– Ты что трешь? Пятки три, а не тазик! Или мне потереть?
– Не надо, я сам потру, – уныло соглашался я с тетей Нюсей и еще более уныло начинал тереть пемзой свои пятки. Хотя зачем их тереть, если завтра все равно во двор? Этого я не мог взять в толк, и так и засыпал с ногами в тазу и пемзой в руке.
Самоваром заведовала тетя Нюся, во-первых, потому, что когда-то давным-давно у нее в родительском доме был свой самовар, а во-вторых, потому, что она у нас была главной по хозяйству и чем хотела, тем и заведовала.
Когда вечером дед Адам принес этот тяжеленный серо-зеленый предмет, названный им самоваром, я с сомнением подумал, что из такого грязного пузана вряд ли можно пить чай. А проснувшись утром, не поверил своим глазам. На столе ослепительно сияло что-то невероятное! Я и не понял сразу, что это за штука такая и откуда она взялась? Обычно, проснувшись, я долго валялся в кровати и радовался ее необъятным просторам – тетя Нюся всегда вставала рано, и ее уже давно не было рядом со мной. Да, обычно я валялся в кровати, а тут вскочил и подбежал к столу. Я даже не понял сразу, что это такое.
– Нравится тебе наш самовар? – спросила меня вошедшая со двора тетя Нюся.
– Красивый, – чуть слышно проговорил я и тут же добавил более громким голосом: – Откуда у нас такой?
– Вчера Ада принес. Ты же видел и трогал его руками.
За глаза и в глаза все четыре бабушки и я звали деда Адама коротко – Ада.
– Вот этот?! – недоверчиво потрогал я пальцами стоящий на столе самовар. – Он золотой?!
– Медный. Просто я его хорошенько помыла и отчистила. Если тебя как следует помыть, ты тоже будешь у нас очень красивый мальчик.
– Не надо меня мыть, – буркнул я, отходя от стола, – а как в этом самоваре чай пьют?
– Ты умойся сначала, потом мы с тобой поставим самовар и будем учиться пить из него чай.
– Ладно, – охотно согласился я, решив, что ради такого случая можно и умыться, а не тянуть с этим делом как обычно.
На дворе было еще совсем не жарко.

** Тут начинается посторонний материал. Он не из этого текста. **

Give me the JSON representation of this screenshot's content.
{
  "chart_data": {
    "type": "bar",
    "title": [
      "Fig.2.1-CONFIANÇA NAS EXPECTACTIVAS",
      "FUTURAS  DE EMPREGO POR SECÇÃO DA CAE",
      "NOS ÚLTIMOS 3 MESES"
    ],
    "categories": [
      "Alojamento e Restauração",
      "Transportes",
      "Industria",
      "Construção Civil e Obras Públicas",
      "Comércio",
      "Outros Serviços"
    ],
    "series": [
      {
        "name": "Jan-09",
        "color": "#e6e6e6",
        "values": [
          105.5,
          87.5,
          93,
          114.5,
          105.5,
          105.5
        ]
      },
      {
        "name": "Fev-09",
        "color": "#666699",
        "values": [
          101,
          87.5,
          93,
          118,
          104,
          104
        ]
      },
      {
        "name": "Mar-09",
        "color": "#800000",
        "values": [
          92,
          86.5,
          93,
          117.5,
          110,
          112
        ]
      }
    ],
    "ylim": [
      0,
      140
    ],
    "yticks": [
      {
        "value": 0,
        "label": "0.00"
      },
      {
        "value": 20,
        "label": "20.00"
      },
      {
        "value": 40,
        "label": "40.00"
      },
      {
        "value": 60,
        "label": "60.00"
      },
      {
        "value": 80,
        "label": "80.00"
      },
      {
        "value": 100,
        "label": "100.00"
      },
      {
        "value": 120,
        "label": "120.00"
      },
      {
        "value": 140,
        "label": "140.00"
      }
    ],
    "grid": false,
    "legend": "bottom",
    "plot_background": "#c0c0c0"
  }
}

Довольно большое солнце стояло далеко за виноградниками, посылая на землю ровный и мягкий свет. Я знал, что, пока солнце большое, лучи его не такие жгучие, как тогда, когда оно становится белым, маленьким и замирает в зените. Со стороны гор дул теплый южный ветер Магомет, дул не сильно, а ласково. Выйдя за порог, я с наслаждением потянулся всем своим маленьким гибким телом. Летом умывальник стоял во дворе, вернее, висел на деревянном столбе, там же висело чистое полотенце и была приделана маленькая фанерная полка, где лежал маленький кусочек темного мыла, которым, кстати сказать, я старался не пользоваться.
– Шею мой, шею! – вынося из дома сияющий самовар красной меди, не забыла скомандовать мне тетя Нюся.
– Уже два раза мыл, – вяло огрызнулся я, но все-таки провел мокрыми ладошками по своей шее, от чего мне стало так щекотно, что я засмеялся. Быстро вытерся, повесил полотенце на гвоздь и побежал следом за тетей Нюсей к нашей летней кухне.
Мы долго думали, чем топить самовар, не кизяком же? Потом я вдруг выпалил:
– А виноградными палками?
– Какой молодец, умница! Конечно, виноградной лозой! Иди притащи, она за курятником сложена.
– Знаю, – весело откликнулся я и побежал к курятнику, невероятно гордый от того, что мое предложение принято.
Когда с охапкой лозы я вернулся к самовару, тетя Нюся успела налить в него родниковую воду. Родник был далеко от нас, в ауле под синей горой. Перед утренней дойкой коров в контору и нам привозил воду в своей белой цистерне счетовод Муслим на белой кобыле Сильве. Вода из родника была очень вкусная.